Захотелось порассуждать о некоторых особенностях авторского голоса, о том, что отличает прозу Максима Шраера. Многих героев его рассказов объединяет тоска по «настоящности», подлинности и аутентичности своего существования. Иногда это поиск своей национально-религиозной идентичности, стремление обрести ясность и понимание, как и с кем строить свою жизнь. Так, Джейкоб Глаз («Судный день в Амстердаме») и Марк Каган («Исчезновение Залмана») томятся под гамлетовским спудом сомнений и колебаний: жениться или не жениться на любимых женщинах, которым чужда вера их предков. Вероятно, та же причина, а может молодомыслие, помешали связать свою судьбу с замечательной женщиной и Саймону, герою рассказа «Sonetchka». В рассказе, загадочно названным «Посмертная любовь», четко просвечивает тоска по настоящей дружбе, которая не случилась в жизни героя, а связан он псевдодружескими узами с тем, кто его предавал, и этой дружбы недостоин. В общем-то рассказ не о любви, а о дружбе и предательстве, если позволительно будет свести интересное и яркое произведение к какой-то стержневой теме. Арт (Артем в прошлой жизни) из рассказа «На острове Сааремаа» тоскует, сам того не сознавая, по прежней любви, по непостижимым высотам в поэзии так же, как и Эндрю Ланс («Ловля форели в Вирджинии»). Призрак подлинной любви возникает дважды в рассказе «Прошлым летом в Биаррице…»: как странная привязанность и тоска двух душ, разделенных целым рядом барьеров, наиболее очевидный из которых — возрастной, а в конце — в виде воспоминания о давнем увлечении. Удивительно заканчивается рассказ: как будто звучит мелодия, дрожащая в воздухе, а публика вбирает наслаждение, не решаясь нарушить стремительно нарастающую тишину грубыми хлопками апплодисментов.
В других моментах книги эта прошлая, несостоявшаяся любовь становится докучливой, и герой пытается отвязаться от нее, может быть, даже в ущерб себе. Спохватится — будет поздно («Воскресная прогулка»). А то и глубокое чувство оказывается завесой, за которой открывается темное, пугающее «оно» («Лошадиные угодья»).
Необъяснимо-произвольные встречи и расставания лирического героя приводят к тяжелым, непредсказуемым последствиям, и неясно, винить ли здесь судьбу, рок, характеры персонажей или все вкупе. В рассказах «Sonetchka», «На острове Сааремаа», «Ловля форели в Вирджинии», «Воскресная прогулка» — везде главный герой вольно или невольно, с тяжелым или более просветленным чувством тоскует по «настоящему» чувству, ушедшему из его жизни.
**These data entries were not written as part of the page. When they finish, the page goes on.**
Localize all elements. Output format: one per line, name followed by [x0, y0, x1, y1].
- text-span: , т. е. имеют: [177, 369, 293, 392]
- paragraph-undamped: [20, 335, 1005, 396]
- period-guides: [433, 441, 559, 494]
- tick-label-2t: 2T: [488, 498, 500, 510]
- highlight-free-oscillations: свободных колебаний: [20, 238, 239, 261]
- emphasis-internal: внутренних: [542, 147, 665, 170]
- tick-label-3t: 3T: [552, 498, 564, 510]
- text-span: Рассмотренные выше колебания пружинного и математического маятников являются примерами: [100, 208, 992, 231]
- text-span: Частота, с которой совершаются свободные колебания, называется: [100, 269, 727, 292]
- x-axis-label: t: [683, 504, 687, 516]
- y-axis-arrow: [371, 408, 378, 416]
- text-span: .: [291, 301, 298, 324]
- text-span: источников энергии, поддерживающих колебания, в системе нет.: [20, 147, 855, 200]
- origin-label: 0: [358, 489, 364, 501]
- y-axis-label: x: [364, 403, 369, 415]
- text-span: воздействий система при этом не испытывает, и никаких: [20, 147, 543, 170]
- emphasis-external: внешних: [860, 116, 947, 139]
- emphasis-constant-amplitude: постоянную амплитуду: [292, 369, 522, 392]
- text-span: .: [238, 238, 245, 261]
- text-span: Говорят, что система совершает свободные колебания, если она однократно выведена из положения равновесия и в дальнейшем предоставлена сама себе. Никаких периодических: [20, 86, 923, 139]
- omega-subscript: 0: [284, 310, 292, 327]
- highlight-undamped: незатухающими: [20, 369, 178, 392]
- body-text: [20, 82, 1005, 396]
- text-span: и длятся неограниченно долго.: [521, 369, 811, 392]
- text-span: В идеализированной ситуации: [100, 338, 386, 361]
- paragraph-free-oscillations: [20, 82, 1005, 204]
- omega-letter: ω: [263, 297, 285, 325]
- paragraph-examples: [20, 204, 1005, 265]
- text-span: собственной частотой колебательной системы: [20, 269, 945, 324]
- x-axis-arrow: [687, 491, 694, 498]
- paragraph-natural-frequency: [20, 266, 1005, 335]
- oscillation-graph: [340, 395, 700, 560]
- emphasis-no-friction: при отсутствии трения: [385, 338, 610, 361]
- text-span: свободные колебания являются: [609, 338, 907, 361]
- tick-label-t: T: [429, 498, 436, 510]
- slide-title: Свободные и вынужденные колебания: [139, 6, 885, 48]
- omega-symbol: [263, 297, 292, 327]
Чтобы самому себе получше уяснить подлинную, настоящую систему взглядов и ценностей, иногда герою надо лезть на рожон и схлестнуться в жарком споре, ведущем к мордобою («Ахлабустин, или Русские в Пунта-Кане»).
Непременный атрибут описания в прозе Шраера — одежда. Иногда описание работает на образ персонажа, а бывает, что удивляет излишней детальностью. Кажется, одного, от силы двух предметов гардероба достаточно, чтоб составить представление о действующем лице. Мне могут возразить, что вот же, описывая наряд проститутки, Максим лаконичен: «На ней были белые шелковые трусики и лифчик с темно-вишневыми кружевами» («Судный день в Амстердаме»). Тут, собственно, все верно — не придерешься. Возможно, Максим Шраер настолько наглядно представляет изображаемого персонажа, что просто не может удержаться от художественно необязательных деталей. «Арт снял футболку, в которой спал, и надел рубашку светло-шалфейного цвета с пуговицами на уголках воротника» («На острове Сааремаа»). Что дают эти пуговицы читателю? Как они работают на смысл рассказа? Даже если автору хотелось подчеркнуть обеспеченность героя, то, думается, не каждый читатель оценит подобный изыск: современная американская манера одеваться весьма хаотична. Но автор видит то, что видит, и торопится передать увиденное. Справедливости ради, замечу, что детали одежды главных персонажей рассказа больше врезаются в память и работают на образ. «На Эстер были голубое хлопчатобумажное платье с открытыми плечами и клоги, которые тогда еще только входили в моду у молодых американок» («Воскресная прогулка»). Это при первой встрече героев. Стоило им встретиться годы спустя, как
«Дэнни сразу заметил, что она отпустила волосы и обзавелась круглыми, в черепаховой оправе очками. В черной юбке, сером батнике и черном вязаном жакете она выглядела старше своих лет и походила на итальянскую или испанскую интеллектуалку лет уже за тридцать — журналистку, преподавательницу истории в гимназии или же, быть может, анархистку».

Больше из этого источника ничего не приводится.